One good result of the ascendancy of the intellect was seen in scientific investigation. The Royal Society was founded in 1662 to study natural phenomena and to penetrate into the hidden mysteries of philosophy and life.
The Advance of Prose.—In each preceding age, the masterpieces were poetry; but before the middle of the eighteenth century we find the prose far surpassing the poetry. Dryden, almost immediately after the Restoration, shows noteworthy advance in modern prose style. He avoids a Latinized inversion, such as the following, with which Milton begins the second sentence of his Areopagitica (1644):—
“And me perhaps each of these dispositions,
as the subject was
whereon I entered, may have at other times
variously affected ...”
Here, the object “me” is eighteen words in advance of its predicate. The sentence might well have ended with the natural pause at “affected,” but Milton adds fifty-one more words. We may easily understand by comparison why the term “modern” is applied to the prose of Dryden and of his successors Addison and Steele. To emphasize the precedence of these writers in the development of modern prose is no disparagement to Bunyan’s style, which is almost as quaint and as excellent as that of the 1611 version of the Bible.

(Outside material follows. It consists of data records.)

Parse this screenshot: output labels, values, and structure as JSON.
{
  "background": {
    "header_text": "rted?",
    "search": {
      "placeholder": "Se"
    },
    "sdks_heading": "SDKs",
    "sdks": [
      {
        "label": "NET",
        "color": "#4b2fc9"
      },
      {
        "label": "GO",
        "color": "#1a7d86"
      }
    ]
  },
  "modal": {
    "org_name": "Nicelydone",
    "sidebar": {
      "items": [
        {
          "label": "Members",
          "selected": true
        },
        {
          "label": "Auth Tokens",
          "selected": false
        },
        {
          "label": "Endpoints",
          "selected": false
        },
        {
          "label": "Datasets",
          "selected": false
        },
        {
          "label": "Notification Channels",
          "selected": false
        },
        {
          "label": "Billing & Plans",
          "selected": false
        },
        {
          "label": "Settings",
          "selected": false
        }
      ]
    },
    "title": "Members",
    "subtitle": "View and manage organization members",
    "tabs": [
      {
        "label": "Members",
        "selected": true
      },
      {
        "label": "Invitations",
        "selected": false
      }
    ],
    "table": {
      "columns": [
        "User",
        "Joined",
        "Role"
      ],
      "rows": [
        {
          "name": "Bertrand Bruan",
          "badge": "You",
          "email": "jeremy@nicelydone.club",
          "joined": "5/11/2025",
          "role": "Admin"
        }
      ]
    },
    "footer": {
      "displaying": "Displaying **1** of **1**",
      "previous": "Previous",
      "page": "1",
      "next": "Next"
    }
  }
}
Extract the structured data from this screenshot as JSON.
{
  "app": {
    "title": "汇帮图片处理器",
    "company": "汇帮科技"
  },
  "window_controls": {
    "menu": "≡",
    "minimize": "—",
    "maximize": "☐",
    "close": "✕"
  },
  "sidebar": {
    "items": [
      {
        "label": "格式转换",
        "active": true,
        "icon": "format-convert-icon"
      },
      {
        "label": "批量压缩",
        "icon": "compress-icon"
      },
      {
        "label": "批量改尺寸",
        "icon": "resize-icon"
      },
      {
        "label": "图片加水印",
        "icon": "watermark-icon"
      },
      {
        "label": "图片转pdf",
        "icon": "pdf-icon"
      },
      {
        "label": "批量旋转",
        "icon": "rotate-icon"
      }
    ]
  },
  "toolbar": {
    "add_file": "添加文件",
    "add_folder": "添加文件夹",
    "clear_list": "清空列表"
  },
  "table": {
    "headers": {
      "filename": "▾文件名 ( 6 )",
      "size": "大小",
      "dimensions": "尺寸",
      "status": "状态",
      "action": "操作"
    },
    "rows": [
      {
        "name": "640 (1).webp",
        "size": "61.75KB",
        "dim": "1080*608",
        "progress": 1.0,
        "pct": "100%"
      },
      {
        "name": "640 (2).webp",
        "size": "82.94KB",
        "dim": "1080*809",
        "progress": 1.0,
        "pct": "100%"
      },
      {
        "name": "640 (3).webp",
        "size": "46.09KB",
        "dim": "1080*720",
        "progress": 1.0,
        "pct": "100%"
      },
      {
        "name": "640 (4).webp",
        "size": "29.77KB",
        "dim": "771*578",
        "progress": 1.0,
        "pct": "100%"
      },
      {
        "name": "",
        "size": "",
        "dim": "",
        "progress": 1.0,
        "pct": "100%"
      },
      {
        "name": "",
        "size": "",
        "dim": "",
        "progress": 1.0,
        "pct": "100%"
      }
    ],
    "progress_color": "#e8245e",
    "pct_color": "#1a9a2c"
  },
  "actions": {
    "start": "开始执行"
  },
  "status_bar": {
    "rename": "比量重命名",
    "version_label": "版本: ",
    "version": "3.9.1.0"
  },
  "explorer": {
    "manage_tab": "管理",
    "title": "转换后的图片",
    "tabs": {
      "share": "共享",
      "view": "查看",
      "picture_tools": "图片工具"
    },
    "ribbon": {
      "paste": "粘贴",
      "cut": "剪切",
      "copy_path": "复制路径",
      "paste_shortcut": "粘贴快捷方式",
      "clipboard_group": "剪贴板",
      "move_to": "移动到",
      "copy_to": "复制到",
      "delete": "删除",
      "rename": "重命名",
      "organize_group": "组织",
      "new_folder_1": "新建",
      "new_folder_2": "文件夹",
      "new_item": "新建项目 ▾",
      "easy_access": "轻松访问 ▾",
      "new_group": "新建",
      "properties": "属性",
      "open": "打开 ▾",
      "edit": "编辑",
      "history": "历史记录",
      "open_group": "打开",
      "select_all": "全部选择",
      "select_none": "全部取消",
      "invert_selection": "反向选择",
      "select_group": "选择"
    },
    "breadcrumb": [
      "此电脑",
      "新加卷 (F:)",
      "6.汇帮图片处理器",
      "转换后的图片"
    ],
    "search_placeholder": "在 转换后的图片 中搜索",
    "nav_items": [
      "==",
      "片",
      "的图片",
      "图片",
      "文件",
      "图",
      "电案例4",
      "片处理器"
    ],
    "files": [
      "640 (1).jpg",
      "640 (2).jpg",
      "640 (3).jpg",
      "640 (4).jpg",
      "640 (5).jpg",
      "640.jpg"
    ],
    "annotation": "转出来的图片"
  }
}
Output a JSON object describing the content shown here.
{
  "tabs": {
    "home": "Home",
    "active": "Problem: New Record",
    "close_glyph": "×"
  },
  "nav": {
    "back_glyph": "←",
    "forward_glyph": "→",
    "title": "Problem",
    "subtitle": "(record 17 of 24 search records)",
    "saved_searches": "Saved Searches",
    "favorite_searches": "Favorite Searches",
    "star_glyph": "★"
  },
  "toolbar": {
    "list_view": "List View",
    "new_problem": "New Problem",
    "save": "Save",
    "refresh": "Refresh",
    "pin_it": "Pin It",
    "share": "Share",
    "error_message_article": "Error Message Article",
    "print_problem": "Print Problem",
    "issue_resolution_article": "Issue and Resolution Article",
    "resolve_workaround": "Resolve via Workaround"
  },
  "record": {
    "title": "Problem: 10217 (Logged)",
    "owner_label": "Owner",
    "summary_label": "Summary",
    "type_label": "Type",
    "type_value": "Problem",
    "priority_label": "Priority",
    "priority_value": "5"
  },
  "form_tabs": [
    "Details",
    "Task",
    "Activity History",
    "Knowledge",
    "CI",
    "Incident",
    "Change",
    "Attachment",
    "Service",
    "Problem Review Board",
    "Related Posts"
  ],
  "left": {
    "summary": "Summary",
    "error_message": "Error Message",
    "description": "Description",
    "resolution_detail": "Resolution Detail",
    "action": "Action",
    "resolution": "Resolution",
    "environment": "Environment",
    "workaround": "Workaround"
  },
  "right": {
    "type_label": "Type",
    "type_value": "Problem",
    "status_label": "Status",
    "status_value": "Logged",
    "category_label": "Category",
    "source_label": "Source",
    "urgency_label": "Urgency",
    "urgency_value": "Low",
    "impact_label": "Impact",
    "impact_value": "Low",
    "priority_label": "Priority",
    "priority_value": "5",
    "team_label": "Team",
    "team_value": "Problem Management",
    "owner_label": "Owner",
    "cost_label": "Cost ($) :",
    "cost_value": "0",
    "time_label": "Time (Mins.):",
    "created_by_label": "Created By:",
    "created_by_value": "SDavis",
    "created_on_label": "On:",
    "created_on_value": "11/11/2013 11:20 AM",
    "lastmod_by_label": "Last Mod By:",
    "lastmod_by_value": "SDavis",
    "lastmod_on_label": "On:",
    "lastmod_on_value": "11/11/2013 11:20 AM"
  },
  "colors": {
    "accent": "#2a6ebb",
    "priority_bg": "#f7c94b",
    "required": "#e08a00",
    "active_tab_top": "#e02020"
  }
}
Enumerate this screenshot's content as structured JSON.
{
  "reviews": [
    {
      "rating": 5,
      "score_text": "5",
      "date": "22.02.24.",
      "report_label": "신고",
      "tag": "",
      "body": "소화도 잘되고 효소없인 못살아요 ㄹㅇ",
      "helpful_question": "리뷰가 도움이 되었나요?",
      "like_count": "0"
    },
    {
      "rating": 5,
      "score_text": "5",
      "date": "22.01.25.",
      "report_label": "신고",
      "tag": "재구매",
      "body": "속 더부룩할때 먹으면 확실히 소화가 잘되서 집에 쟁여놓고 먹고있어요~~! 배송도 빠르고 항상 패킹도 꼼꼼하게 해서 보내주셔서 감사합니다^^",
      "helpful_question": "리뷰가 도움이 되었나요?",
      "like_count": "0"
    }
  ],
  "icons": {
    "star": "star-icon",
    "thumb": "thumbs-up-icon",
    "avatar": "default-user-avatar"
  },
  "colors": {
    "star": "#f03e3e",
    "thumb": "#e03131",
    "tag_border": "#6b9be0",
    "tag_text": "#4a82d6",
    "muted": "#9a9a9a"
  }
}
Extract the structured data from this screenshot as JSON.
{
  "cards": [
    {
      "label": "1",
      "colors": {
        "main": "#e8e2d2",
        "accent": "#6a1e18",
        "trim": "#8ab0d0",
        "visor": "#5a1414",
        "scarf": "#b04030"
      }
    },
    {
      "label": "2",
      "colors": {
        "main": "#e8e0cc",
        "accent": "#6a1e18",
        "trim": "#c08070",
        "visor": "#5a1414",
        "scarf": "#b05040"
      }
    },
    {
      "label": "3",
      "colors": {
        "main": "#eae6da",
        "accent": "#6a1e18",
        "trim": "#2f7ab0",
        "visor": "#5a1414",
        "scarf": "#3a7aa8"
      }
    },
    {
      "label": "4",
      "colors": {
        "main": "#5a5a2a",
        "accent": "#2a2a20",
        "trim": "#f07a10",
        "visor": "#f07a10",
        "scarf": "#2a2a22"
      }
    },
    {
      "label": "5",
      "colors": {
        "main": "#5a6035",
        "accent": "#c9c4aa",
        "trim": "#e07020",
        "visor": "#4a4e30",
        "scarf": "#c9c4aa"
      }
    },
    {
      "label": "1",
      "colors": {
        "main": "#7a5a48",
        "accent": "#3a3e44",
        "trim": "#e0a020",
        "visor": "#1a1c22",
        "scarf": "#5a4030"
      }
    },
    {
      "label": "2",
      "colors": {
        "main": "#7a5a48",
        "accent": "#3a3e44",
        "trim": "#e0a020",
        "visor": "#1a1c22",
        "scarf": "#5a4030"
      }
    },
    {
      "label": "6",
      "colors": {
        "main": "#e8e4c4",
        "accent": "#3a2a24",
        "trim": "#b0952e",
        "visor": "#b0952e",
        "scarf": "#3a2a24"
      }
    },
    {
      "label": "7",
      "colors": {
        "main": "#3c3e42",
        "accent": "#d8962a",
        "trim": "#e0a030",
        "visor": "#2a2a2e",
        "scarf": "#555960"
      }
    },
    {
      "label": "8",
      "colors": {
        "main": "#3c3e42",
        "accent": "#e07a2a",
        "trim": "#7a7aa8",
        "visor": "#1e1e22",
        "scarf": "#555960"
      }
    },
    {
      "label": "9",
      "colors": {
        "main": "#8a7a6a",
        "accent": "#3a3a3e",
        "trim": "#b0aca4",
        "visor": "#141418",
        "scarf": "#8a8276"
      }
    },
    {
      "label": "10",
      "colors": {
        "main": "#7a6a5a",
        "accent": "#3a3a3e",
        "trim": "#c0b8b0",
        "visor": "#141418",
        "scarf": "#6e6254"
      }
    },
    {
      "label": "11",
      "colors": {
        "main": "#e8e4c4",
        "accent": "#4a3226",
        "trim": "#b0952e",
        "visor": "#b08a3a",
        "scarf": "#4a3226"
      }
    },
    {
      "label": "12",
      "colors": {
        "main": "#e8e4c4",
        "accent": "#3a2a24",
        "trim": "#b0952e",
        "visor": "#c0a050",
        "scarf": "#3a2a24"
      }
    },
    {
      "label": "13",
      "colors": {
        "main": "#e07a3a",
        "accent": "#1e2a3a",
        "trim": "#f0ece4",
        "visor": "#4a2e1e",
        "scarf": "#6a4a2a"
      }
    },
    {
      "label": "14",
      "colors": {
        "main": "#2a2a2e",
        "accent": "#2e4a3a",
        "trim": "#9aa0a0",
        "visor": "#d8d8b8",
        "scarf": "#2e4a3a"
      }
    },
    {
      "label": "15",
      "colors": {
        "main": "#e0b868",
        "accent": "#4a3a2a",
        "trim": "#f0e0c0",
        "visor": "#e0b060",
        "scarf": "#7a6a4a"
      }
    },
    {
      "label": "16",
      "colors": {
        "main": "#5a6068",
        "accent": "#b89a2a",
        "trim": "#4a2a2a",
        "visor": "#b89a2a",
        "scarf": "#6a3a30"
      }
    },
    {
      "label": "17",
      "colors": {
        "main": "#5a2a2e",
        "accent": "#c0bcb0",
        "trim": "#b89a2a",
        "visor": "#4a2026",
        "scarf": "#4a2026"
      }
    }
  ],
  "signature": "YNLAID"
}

French influence was cumulative in changing the cumbersome style of Milton’s prose to the polished, neatly-turned sentences of Addison. Matthew Arnold says: “The glory of English literature is in poetry, and in poetry the strength of the eighteenth century does not lie. Nevertheless the eighteenth century accomplished for us an immense literary progress, and its very shortcomings in poetry were an instrument to that progress, and served it. The example of Germany may show us what a nation loses from having no prose style... French prose is marked in the highest degree by the qualities of regularity, uniformity, precision, balance... The French made their poetry also conform to the law which was molding their prose... This may have been bad for French poetry, but it was good for French prose.”
The same influence which gave vigor, point, and definiteness to the prose, necessary for the business of the world, helped to dwarf the poetry. If both could not have advanced together, we may be thankful that the first part of the eighteenth century produced a varied prose of such high excellence.